Hyatt Hotels recently launched its first bug bounty program at HackerOne, the company that has been working with the Singapore government to strengthen collaboration with the cybersecurity industry and community. The objective was test cyberdefences at the hotel chain which plays host to not only millions of guests, but their data as well.
According to Hyatt’s Chief Information Security Officer (CISO) Benjamin Vaughn, the company’s cybersecurity department is consistently identifying new ways to build on their existing security protocols. This led them to a bug bounty program which the company feels is best able to tap into the expertise of the security research community.
“Following the recommendations of HackerOne, Hyatt ran an invitation-only version of the program for some time. We were very pleased with the results of the private program and this helped inform our decision to launch the program publicly,” said Vaughn.

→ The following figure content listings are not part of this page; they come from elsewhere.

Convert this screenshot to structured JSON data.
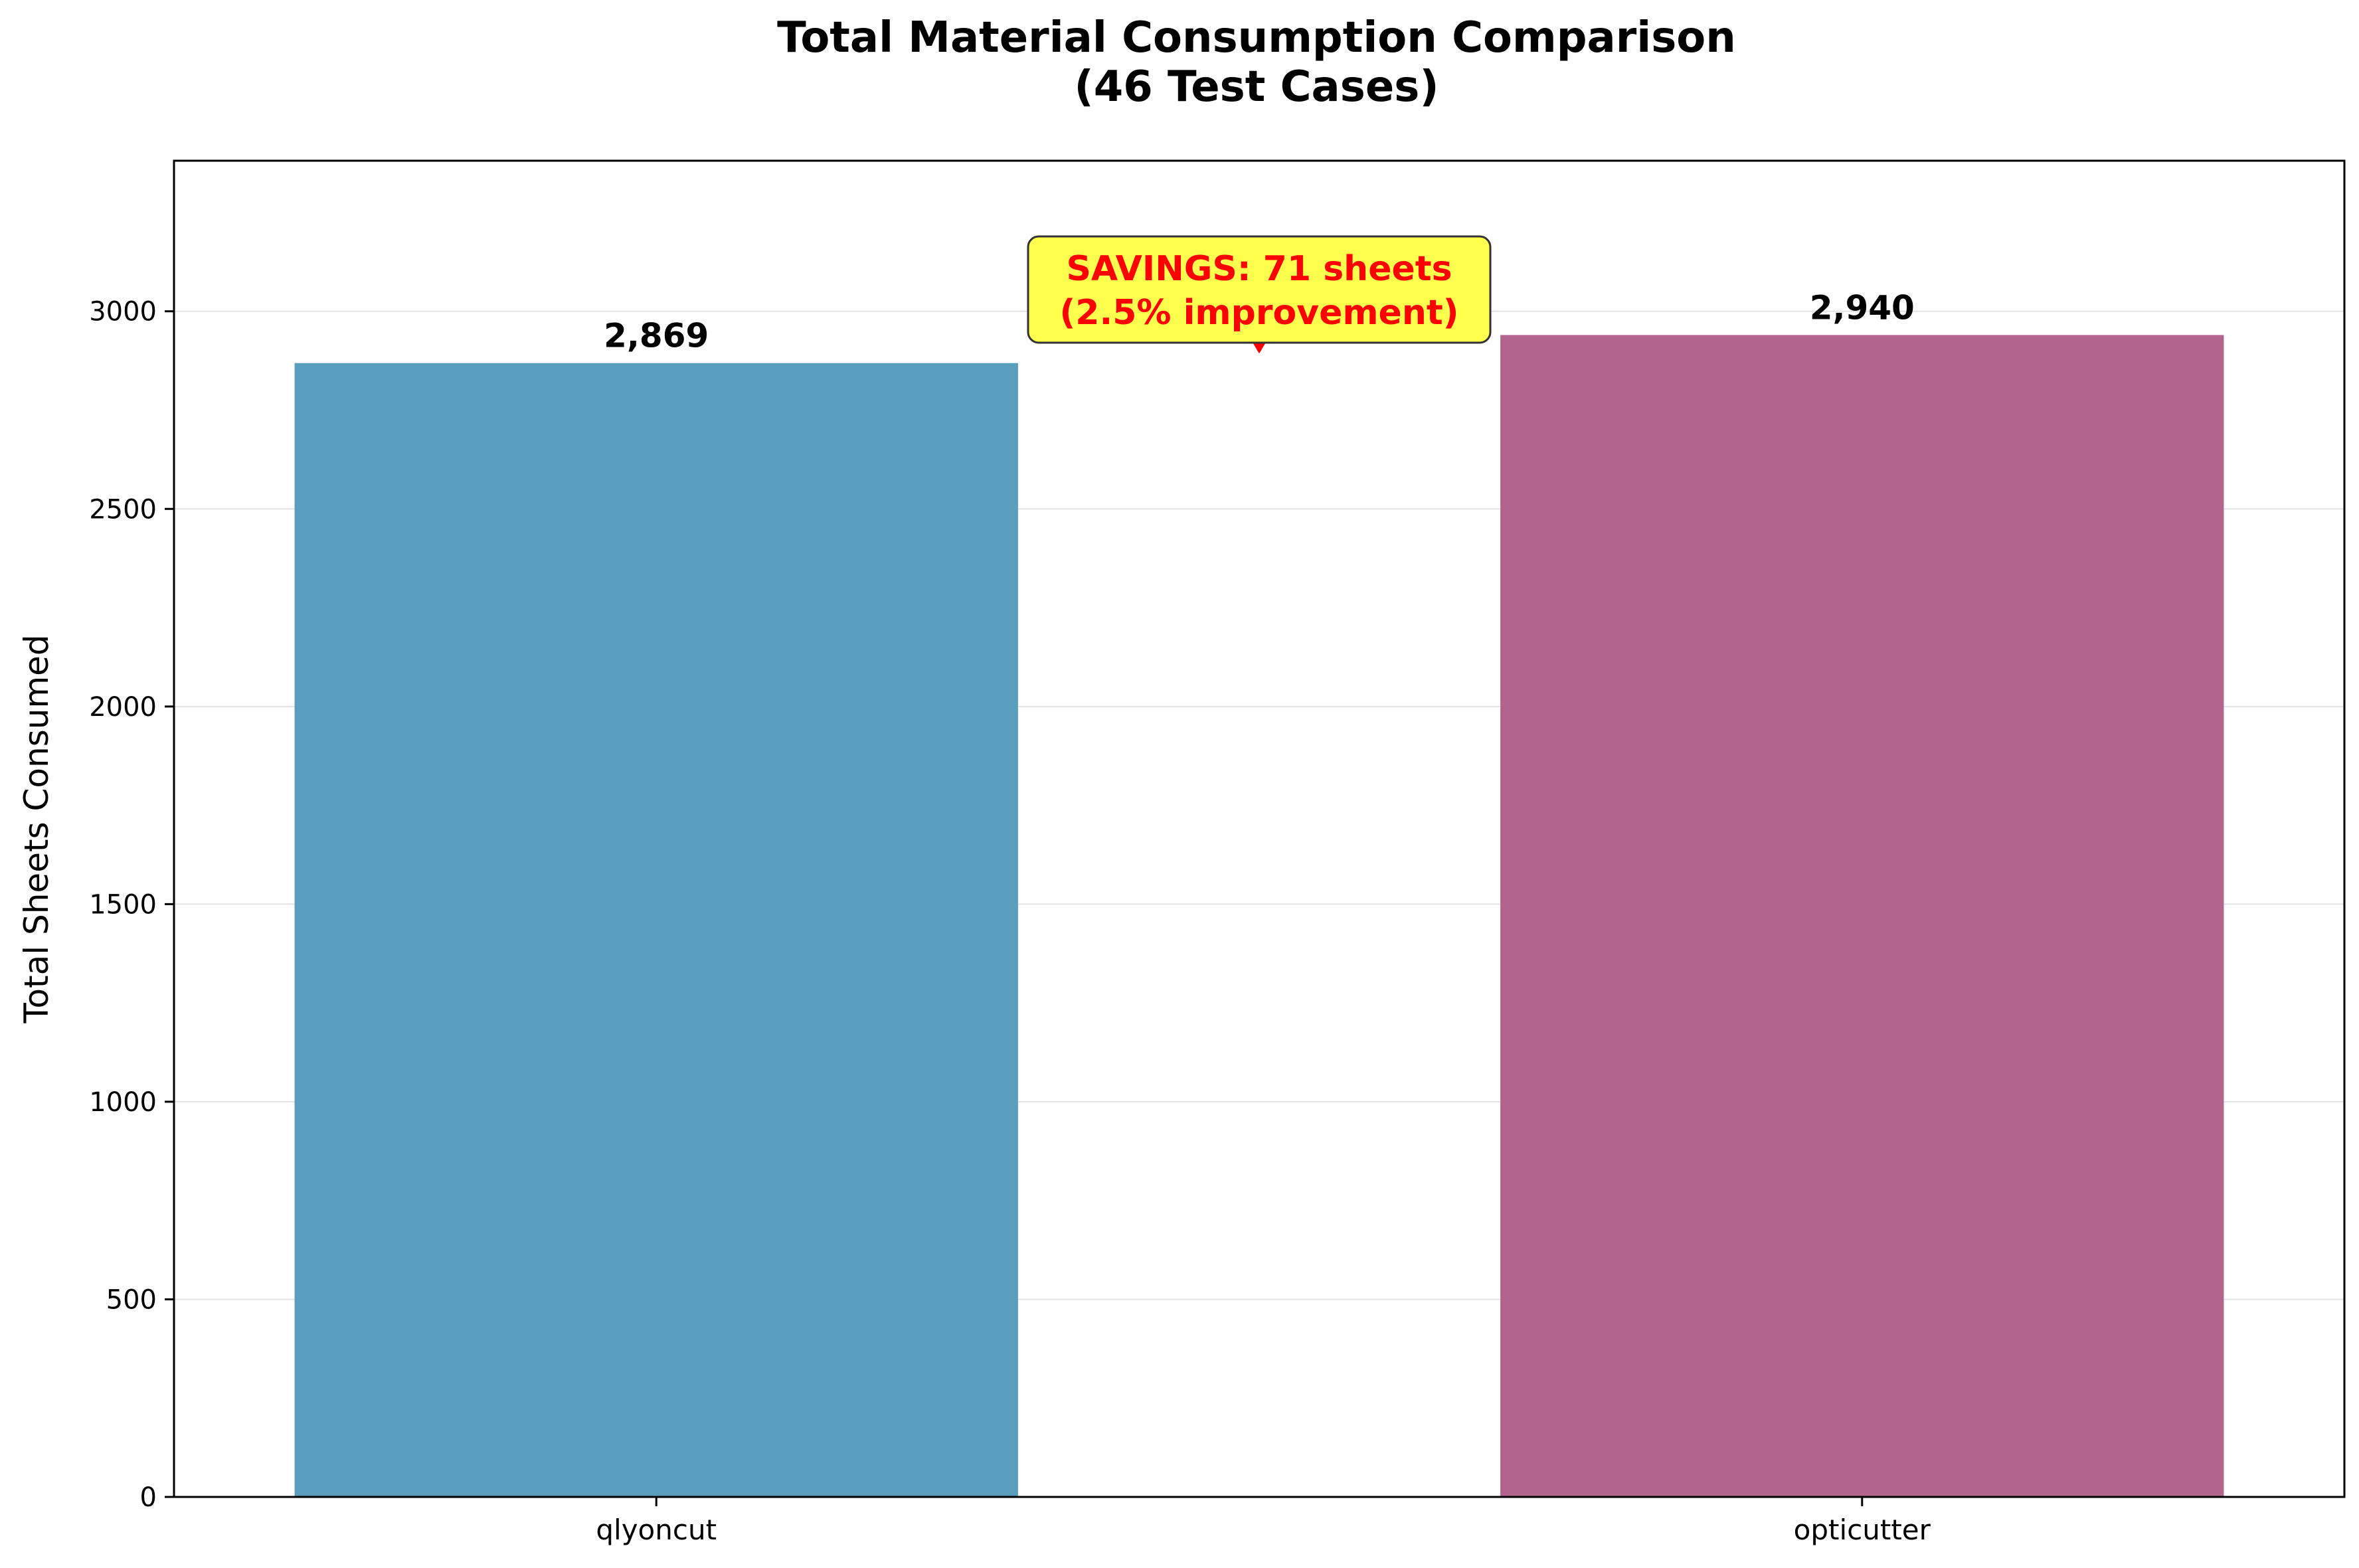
{
  "chart_data": {
    "type": "bar",
    "title": "Total Material Consumption Comparison",
    "subtitle": "(46 Test Cases)",
    "xlabel": "",
    "ylabel": "Total Sheets Consumed",
    "categories": [
      "qlyoncut",
      "opticutter"
    ],
    "values": [
      2869,
      2940
    ],
    "value_labels": [
      "2,869",
      "2,940"
    ],
    "colors": [
      "#5a9ebd",
      "#b3648c"
    ],
    "ylim": [
      0,
      3381
    ],
    "yticks": [
      0,
      500,
      1000,
      1500,
      2000,
      2500,
      3000
    ],
    "grid": true,
    "annotation": {
      "line1": "SAVINGS: 71 sheets",
      "line2": "(2.5% improvement)",
      "text_color": "#ff0000",
      "box_color": "#ffff4d",
      "arrow_color": "#ff0000",
      "points_to_value": 2900
    }
  }
}
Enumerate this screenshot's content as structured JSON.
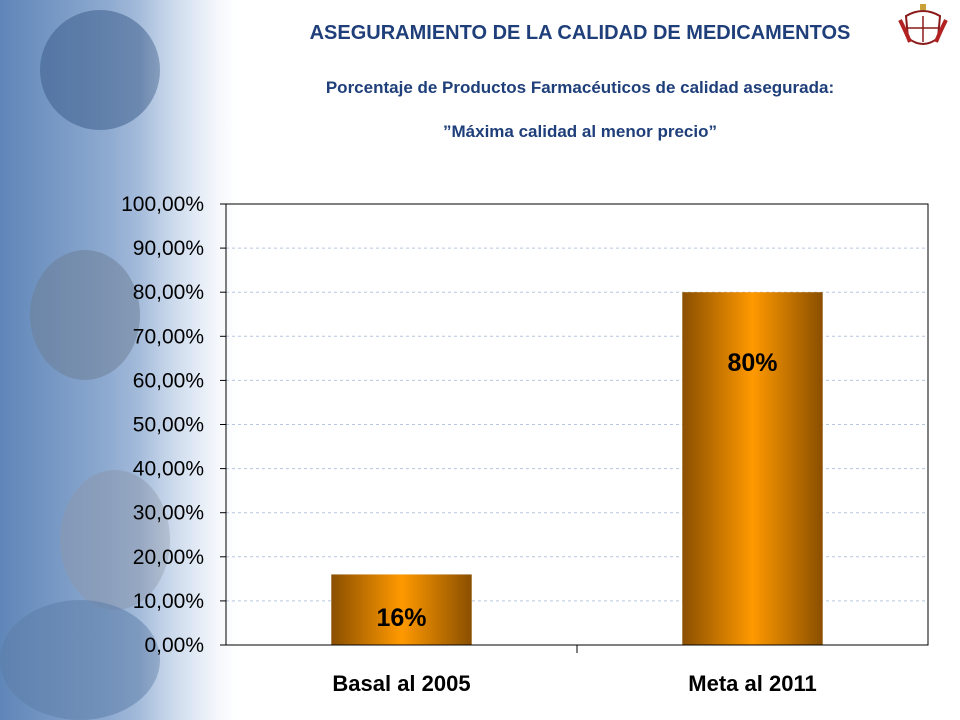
{
  "header": {
    "title": "ASEGURAMIENTO DE LA CALIDAD DE MEDICAMENTOS",
    "subtitle": "Porcentaje de Productos Farmacéuticos de calidad asegurada:",
    "slogan": "”Máxima calidad al menor precio”"
  },
  "colors": {
    "title": "#1f3f7a",
    "bar_center": "#ff9900",
    "bar_edge": "#8a4f00",
    "gridline": "#b8c6e0",
    "background_accent": "#6b8fc0"
  },
  "chart_data": {
    "type": "bar",
    "categories": [
      "Basal al 2005",
      "Meta al 2011"
    ],
    "values": [
      16,
      80
    ],
    "data_labels": [
      "16%",
      "80%"
    ],
    "y_ticks": [
      "0,00%",
      "10,00%",
      "20,00%",
      "30,00%",
      "40,00%",
      "50,00%",
      "60,00%",
      "70,00%",
      "80,00%",
      "90,00%",
      "100,00%"
    ],
    "ylim": [
      0,
      100
    ],
    "grid": true,
    "legend": false
  }
}
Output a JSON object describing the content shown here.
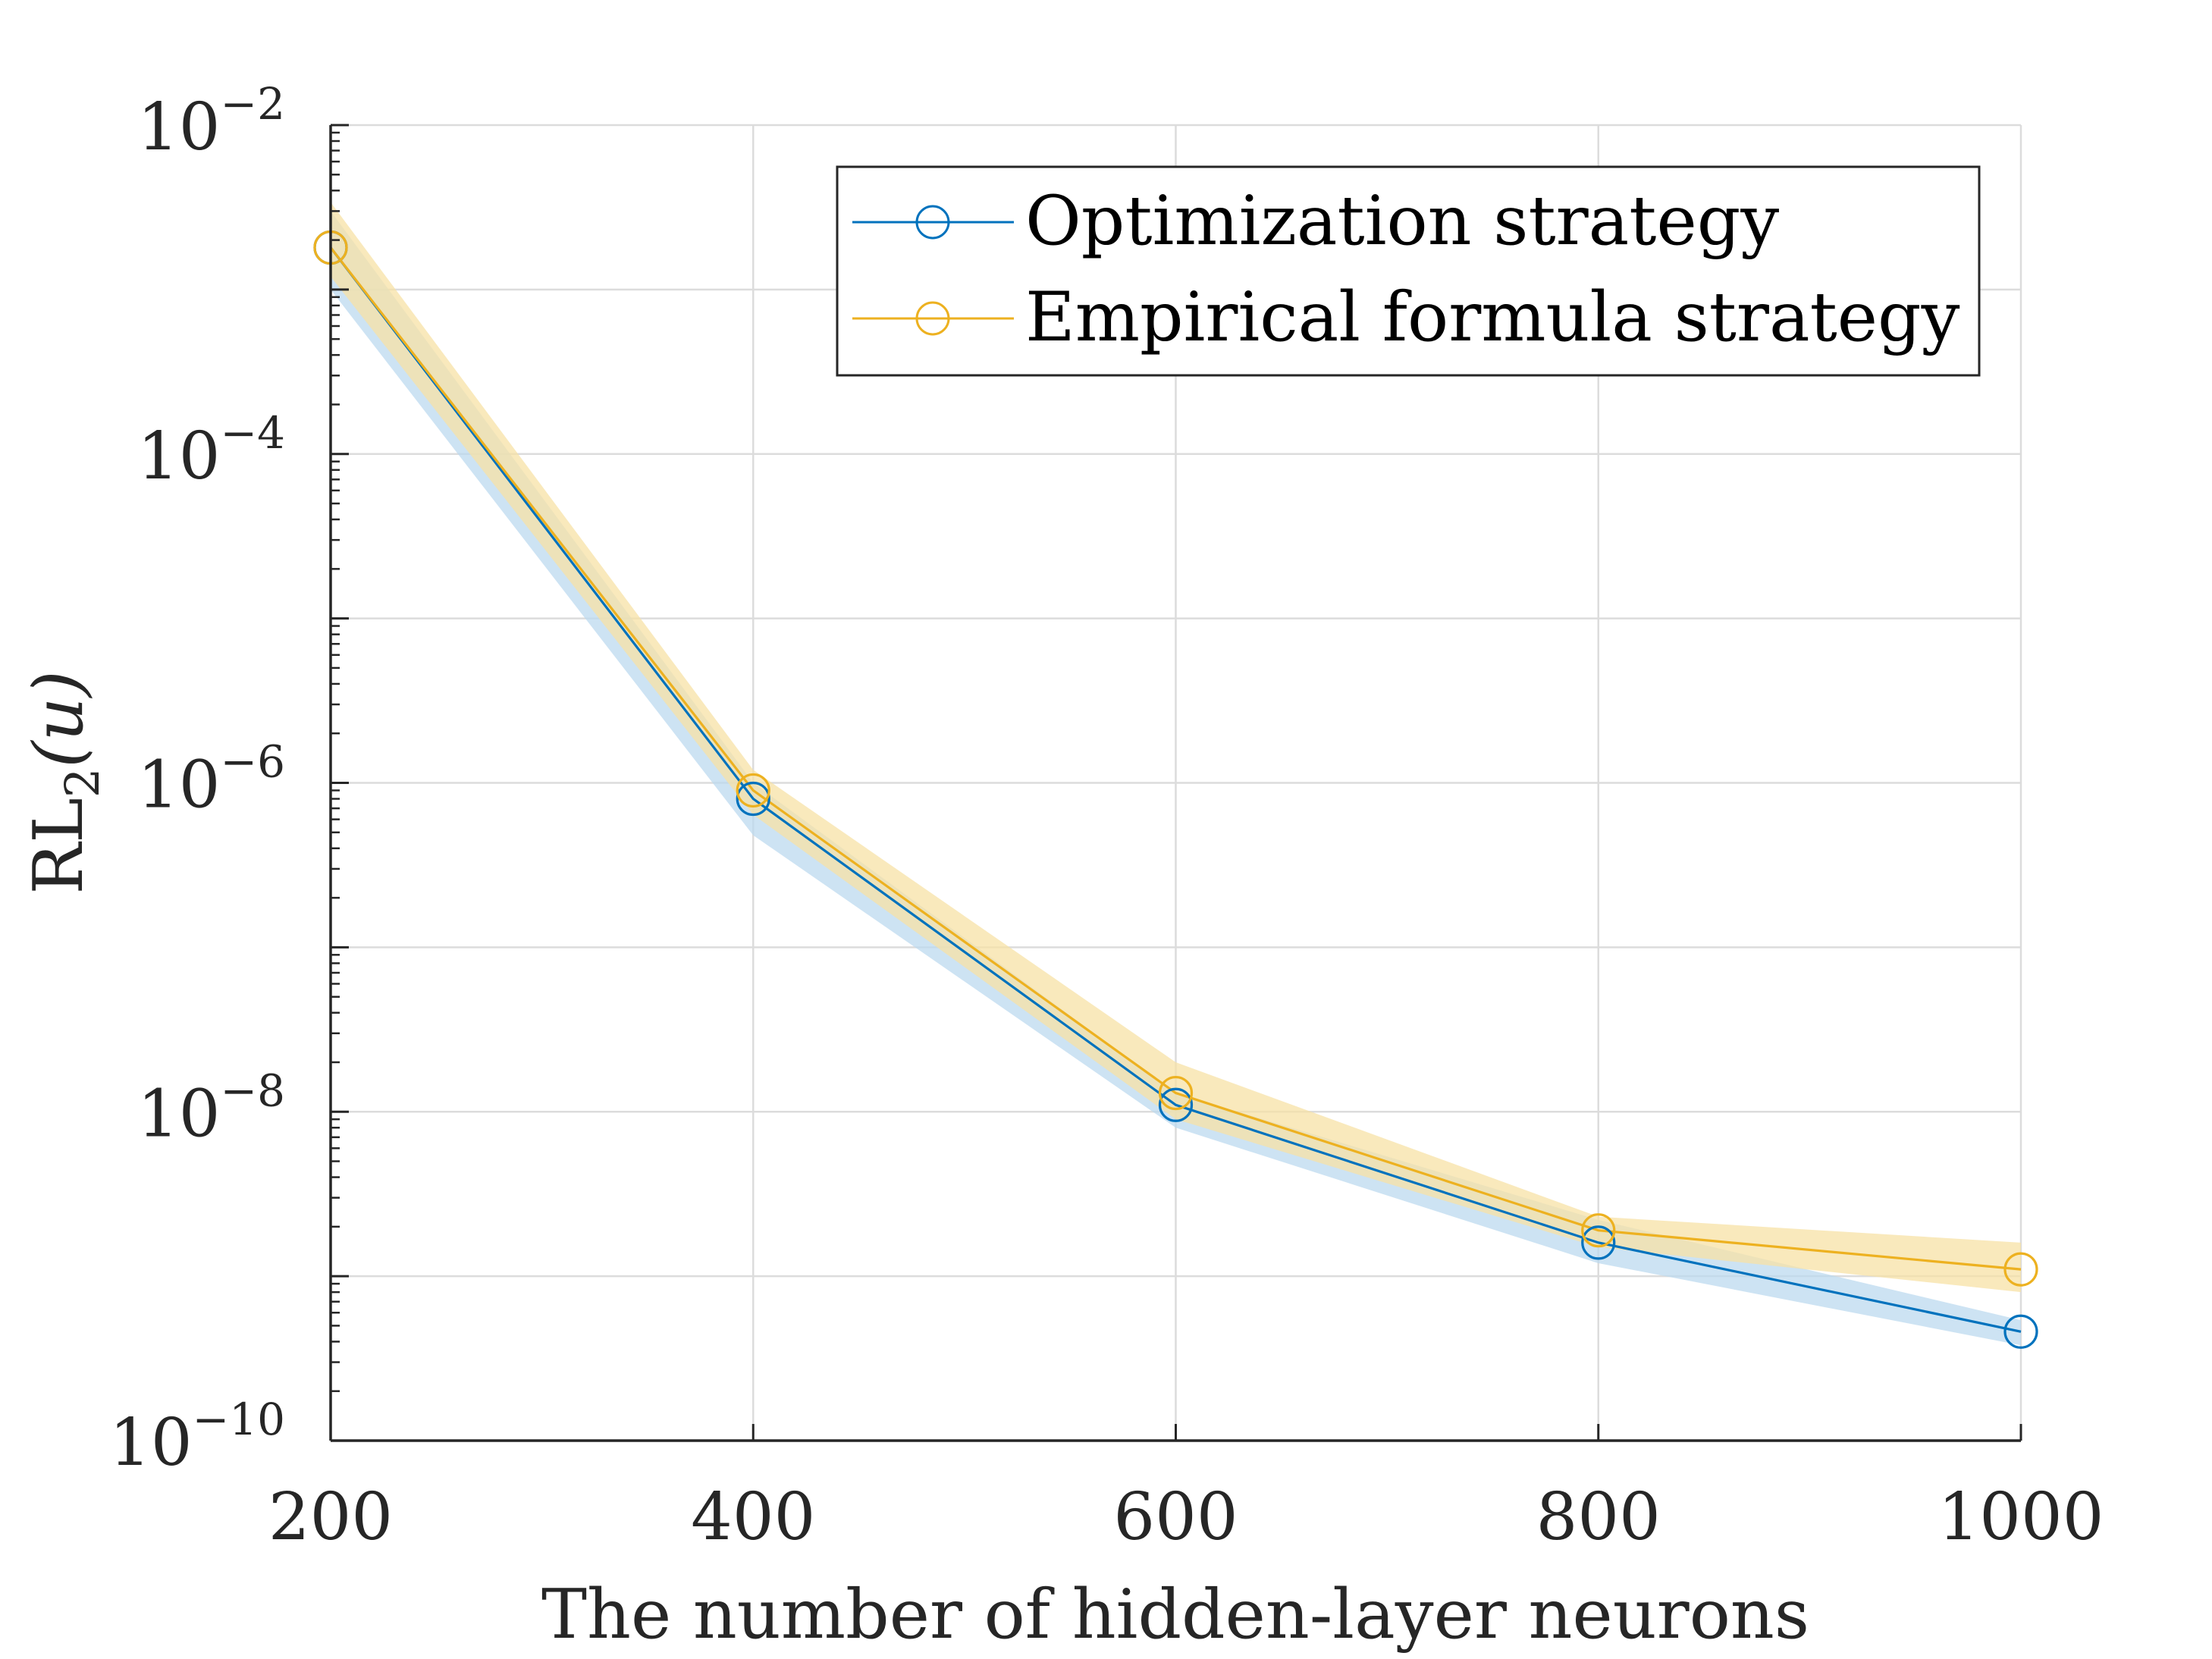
{
  "chart_data": {
    "type": "line",
    "title": "",
    "xlabel": "The number of hidden-layer neurons",
    "ylabel": {
      "base": "RL",
      "subscript": "2",
      "suffix": "(u)"
    },
    "x": [
      200,
      400,
      600,
      800,
      1000
    ],
    "xlim": [
      200,
      1000
    ],
    "xticks": [
      "200",
      "400",
      "600",
      "800",
      "1000"
    ],
    "yscale": "log",
    "ylim": [
      1e-10,
      0.01
    ],
    "yticks": [
      {
        "exp": -10,
        "label": "10",
        "sup": "−10"
      },
      {
        "exp": -8,
        "label": "10",
        "sup": "−8"
      },
      {
        "exp": -6,
        "label": "10",
        "sup": "−6"
      },
      {
        "exp": -4,
        "label": "10",
        "sup": "−4"
      },
      {
        "exp": -2,
        "label": "10",
        "sup": "−2"
      }
    ],
    "grid": true,
    "legend_position": "top-right",
    "series": [
      {
        "name": "Optimization strategy",
        "color": "#0072BD",
        "band_color": "#bcd9ef",
        "values": [
          0.0018,
          8e-07,
          1.1e-08,
          1.6e-09,
          4.6e-10
        ],
        "band_low": [
          0.001,
          4.8e-07,
          8e-09,
          1.2e-09,
          3.8e-10
        ],
        "band_high": [
          0.003,
          1e-06,
          1.3e-08,
          2.2e-09,
          5.4e-10
        ]
      },
      {
        "name": "Empirical formula strategy",
        "color": "#EDB120",
        "band_color": "#f7e2a6",
        "values": [
          0.0018,
          9e-07,
          1.3e-08,
          1.9e-09,
          1.1e-09
        ],
        "band_low": [
          0.0012,
          6.4e-07,
          9e-09,
          1.5e-09,
          8e-10
        ],
        "band_high": [
          0.0034,
          1.2e-06,
          2e-08,
          2.3e-09,
          1.6e-09
        ]
      }
    ]
  }
}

Hyatt opened a few avenues of challenge for the bug bountry program, namely Hyatt.com, world.hyatt.com, Hyatt mobile app (iOS and Android versions), and m.hyatt.com. Those interested in the scope of the challenge can find more information here.
HackerOne was chosen by Hyatt following a review of the bug bounty marketplace and also an evaluation of a self-run program. HackerOne was chosen for its robust platform, integration possibilities and clear rating system for vulnerabilities.
Bug Bounty programs have been increasing in popularity in highly developed countries as corporates and governments attempt to beef up cybersecurity. HackerOne also recently ran a bug bounty program with the Singapore government which has been moving towards building a secure and resilient Smart Nation.